Regarding WORDSJAVA-1369, our product team has completed the work on your issue and has come to a conclusion that this issue and the undesired performance behavior you are observing is actually not a bug in Aspose.Words for Java. So, we have closed this issue as ‘Not a Bug’. Please see the following details:
There are two basic ways to measure the parallel performance of a given application, depending on whether or not one is CPU-bound or memory-bound. These are referred to as strong and weak scaling respectively.
Strong Scaling - In this case the problem size stays fixed but the number of processing elements are increased. The strong scaling test tells you how the parallel overhead scales with different number of processors.
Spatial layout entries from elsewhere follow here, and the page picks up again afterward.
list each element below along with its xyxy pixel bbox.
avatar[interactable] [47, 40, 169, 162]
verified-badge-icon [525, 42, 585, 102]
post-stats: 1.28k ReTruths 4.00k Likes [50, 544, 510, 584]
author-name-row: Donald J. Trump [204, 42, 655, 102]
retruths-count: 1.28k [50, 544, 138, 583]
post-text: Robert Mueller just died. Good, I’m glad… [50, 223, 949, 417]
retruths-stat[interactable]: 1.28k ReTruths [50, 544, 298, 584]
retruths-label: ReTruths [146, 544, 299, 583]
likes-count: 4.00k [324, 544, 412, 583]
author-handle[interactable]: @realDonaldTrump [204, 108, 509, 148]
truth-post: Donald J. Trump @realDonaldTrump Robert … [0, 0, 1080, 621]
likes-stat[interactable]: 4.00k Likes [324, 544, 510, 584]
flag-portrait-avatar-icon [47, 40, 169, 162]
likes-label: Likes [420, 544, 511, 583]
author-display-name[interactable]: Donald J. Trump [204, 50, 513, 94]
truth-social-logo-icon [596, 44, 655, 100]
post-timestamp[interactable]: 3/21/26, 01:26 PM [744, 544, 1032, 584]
Weak Scaling - In this case the problem size (workload) assigned to each processing element stays constant and additional elements are used to solve a larger total problem. A weak scaling test fixes the amount of work per processor and compares the execution time over number of processors. The weak scaling test tells you something weaker – whether the parallel overhead varies faster or slower than the amount of work.
The demo application you shared processes single document per thread. All the documents are the same. This is also good because we can hit the same locks. Threads can read a document without blocking.
Having regard to the above we can say that you are performing weak scaling testing. In order to calculate Weak Scaling Efficiency we should use following formula:
If the amount of time to complete a work unit with 1 processing element is t1, and the amount of time to complete N of the same work units with N processing elements is tN, the weak scaling efficiency (as a percentage of linear) is given as:
( t1 / tN ) * 100%
Since each processor has the same amount to do, in the ideal case the execution time should remain constant. (see weak_scaling.png (35.4 KB))
Threads 17.6 16.8 17.6 16.8
1 40.978 39.733 100% 100%
2 41.926 39.957 98% 99%
4 67.99 67.965 60% 58%
8 117.322 131.316 35% 30%
16 249.704 253.983 18% 16%
32 423.809 379.011 11% 10%
64 868.073 755.003 5% 5%
“Good” Weak Scaling Efficiency is a relative term. The only absolute reference point is ideal scaling (100% efficiency). If we use as many threads as we have processor cores, then it doesn’t look so bad. In other cases we would consider the efficiency is poor. It is important to note that 17.6 shows the better result than 16.8.
After profiling (see profiler.png (118.8 KB)) we noticed that the same methods are being blocked all the time.
According to YourKit the thread is being blocked on average 40% of the time. At this point we hoped there was a chance to increase efficiency by 20%-30%. We removed/replaced synchronized block with ConcurrentHashMap (Aspose.Words for Java works incorrectly, but we would like to see maximum speedup) see replace_remove_all_synchronized.png (123.8 KB)
Threads 17.6 17.6
1 40.978 100%
2 43.714 94%
4 58.352 70% <- up to 10% not bad, but I doubt we can achieve this result if make AW work
8 119.061 34%
16 231.784 18%
32 428.358 10%
64 649.759 6%
So the picture is almost the same. But we unfortunately could not get rid of all the synchronized blocks so the numbers would be pretty close to the version with all the synchronized blocks.
Also, please see YourKit snapshots and plots charts_1369.png (43.7 KB)
So, we conclude the following two points:
- There is no performance degradation on 17.6 since 16.8.
- The full image of performance/threads-number ratio is quite standard for complex application (that uses disk IO and other system resources). We think, after 2 threads the application just meets disk IO blocks.